Candidate Clinton has had little to say about the Pentagon's $1 trillion plan to buy new nuclear bombers, missiles, and submarines, although what she has said offers a glimmer of hope. On a rope line in Iowa she answered a question about the buildup by saying "that doesn't make sense to me" and promising to look into it. The time to look into it is now, and a pledge to scale back the nuclear modernization plan would be a welcome step in the right direction. She could start by promising to cancel the new nuclear-armed cruise missile, a weapon that former Secretary of Defense William Perry has noted is particularly dangerous and destabilizing.
Another area of nuclear policy that is in urgent need of attention is the policy of keeping land-based missiles on hair-trigger alert. Organizations like the Union of Concerned Scientists have underscored the danger of an accidental nuclear war inherent in such a policy. Clinton should pledge to address this ill-advised policy if elected.
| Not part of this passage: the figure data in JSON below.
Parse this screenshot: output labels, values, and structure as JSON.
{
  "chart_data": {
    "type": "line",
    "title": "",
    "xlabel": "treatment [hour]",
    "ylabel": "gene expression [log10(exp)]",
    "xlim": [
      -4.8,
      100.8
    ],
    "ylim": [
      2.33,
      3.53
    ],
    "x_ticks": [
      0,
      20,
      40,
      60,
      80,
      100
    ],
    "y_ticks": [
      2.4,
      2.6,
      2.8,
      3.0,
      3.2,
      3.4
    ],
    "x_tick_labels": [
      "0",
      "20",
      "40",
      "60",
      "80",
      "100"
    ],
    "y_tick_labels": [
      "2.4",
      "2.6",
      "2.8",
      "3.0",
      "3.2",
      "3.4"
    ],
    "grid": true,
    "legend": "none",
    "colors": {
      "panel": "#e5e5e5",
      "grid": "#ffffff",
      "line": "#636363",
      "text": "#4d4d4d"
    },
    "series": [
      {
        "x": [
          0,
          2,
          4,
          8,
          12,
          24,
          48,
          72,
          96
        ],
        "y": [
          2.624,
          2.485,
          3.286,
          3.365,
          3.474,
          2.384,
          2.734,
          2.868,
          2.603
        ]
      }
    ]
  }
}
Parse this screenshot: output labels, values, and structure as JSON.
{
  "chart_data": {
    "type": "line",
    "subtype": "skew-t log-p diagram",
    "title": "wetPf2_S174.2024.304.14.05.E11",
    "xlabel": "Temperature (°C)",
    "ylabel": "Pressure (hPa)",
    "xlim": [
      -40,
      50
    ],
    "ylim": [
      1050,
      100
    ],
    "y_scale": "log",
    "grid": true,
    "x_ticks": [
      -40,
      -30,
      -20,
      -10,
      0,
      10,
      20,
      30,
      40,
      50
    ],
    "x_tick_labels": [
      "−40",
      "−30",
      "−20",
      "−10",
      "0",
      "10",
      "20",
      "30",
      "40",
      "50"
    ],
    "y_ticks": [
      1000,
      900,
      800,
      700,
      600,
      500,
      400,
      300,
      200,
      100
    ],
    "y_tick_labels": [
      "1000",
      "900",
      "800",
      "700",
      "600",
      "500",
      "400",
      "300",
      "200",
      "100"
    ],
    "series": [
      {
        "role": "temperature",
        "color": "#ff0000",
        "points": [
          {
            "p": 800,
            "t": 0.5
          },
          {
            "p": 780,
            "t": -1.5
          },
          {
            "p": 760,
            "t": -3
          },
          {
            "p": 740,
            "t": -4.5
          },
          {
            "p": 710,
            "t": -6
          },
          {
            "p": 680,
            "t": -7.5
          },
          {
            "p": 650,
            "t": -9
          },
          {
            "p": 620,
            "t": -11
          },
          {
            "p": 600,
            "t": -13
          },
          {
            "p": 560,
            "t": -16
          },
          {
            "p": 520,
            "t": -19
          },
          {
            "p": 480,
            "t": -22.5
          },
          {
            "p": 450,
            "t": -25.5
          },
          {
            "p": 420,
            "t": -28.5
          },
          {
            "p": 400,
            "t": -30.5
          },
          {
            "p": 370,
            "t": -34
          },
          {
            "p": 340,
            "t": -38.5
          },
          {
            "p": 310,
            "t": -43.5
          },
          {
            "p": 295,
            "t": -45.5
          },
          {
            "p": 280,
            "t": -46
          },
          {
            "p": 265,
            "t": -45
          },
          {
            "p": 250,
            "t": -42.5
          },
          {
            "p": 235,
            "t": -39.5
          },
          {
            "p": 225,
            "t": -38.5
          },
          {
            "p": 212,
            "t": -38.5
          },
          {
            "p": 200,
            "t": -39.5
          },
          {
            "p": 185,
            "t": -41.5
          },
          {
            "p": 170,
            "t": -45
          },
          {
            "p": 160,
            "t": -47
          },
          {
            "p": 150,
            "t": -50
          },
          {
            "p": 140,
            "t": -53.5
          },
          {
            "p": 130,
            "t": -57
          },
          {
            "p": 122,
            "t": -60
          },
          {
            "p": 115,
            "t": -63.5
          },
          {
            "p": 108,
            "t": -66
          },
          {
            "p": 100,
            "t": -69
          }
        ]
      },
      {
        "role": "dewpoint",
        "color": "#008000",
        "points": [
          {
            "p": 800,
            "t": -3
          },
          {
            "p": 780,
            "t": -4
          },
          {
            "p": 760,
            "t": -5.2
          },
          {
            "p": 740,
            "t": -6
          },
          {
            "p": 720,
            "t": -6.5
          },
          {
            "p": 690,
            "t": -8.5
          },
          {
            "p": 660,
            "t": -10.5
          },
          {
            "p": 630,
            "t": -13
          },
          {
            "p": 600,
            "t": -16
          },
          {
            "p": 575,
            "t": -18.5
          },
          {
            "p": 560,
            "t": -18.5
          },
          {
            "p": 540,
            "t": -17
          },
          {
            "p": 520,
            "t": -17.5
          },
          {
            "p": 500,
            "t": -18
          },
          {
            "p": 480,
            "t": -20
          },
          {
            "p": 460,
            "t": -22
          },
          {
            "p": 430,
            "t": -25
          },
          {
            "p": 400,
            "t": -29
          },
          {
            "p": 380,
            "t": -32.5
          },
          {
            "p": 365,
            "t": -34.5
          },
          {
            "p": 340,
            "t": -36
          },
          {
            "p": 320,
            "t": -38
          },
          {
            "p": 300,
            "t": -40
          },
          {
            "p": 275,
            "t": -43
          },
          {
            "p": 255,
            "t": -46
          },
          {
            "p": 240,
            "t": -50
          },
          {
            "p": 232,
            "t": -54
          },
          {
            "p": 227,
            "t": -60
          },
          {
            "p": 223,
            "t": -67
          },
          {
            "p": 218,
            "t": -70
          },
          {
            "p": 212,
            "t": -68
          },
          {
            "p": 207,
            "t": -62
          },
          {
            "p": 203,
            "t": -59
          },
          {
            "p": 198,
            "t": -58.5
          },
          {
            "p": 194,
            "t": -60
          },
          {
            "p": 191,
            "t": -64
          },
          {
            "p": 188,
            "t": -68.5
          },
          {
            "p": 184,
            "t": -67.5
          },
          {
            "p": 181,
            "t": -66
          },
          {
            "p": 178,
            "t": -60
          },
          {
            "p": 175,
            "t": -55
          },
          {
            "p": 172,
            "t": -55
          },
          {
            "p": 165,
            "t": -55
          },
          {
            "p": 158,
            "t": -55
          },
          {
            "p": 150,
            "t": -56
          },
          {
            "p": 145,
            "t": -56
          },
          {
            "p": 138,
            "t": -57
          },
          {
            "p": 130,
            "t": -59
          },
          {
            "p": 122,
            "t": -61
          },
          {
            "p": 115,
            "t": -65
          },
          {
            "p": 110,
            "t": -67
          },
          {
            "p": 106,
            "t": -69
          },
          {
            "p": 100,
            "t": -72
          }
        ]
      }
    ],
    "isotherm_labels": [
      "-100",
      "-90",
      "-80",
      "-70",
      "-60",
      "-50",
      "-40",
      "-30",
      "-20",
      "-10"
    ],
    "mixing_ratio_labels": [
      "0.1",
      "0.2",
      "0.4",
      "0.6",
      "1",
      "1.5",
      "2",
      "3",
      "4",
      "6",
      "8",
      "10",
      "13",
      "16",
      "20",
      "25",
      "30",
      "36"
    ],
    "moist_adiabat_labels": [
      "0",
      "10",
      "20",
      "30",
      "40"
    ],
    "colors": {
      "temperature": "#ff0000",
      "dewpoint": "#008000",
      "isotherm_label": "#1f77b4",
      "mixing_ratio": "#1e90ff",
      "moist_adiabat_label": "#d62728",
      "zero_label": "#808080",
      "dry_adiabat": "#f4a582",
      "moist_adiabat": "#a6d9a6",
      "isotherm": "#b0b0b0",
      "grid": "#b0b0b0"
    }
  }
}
There are many other actions that could be proposed to reduce the nuclear danger and move down the path towards eliminating these world-threatening weapons altogether. Taking steps to reduce excess nuclear weapons, and joining in international efforts to highlight the humanitarian catastrophe that would be caused by even a limited use of nuclear weapons are among them. Taking clear positions in favor of these kinds of concrete nuclear policy changes would not only be good politics, but, far more importantly, it would be good policy. It would also make the world a far safer place, which should be the number one goal of any occupant of the Oval Office.
William D. Hartung is the director of the Arms and Security Project at the Center for International Policy.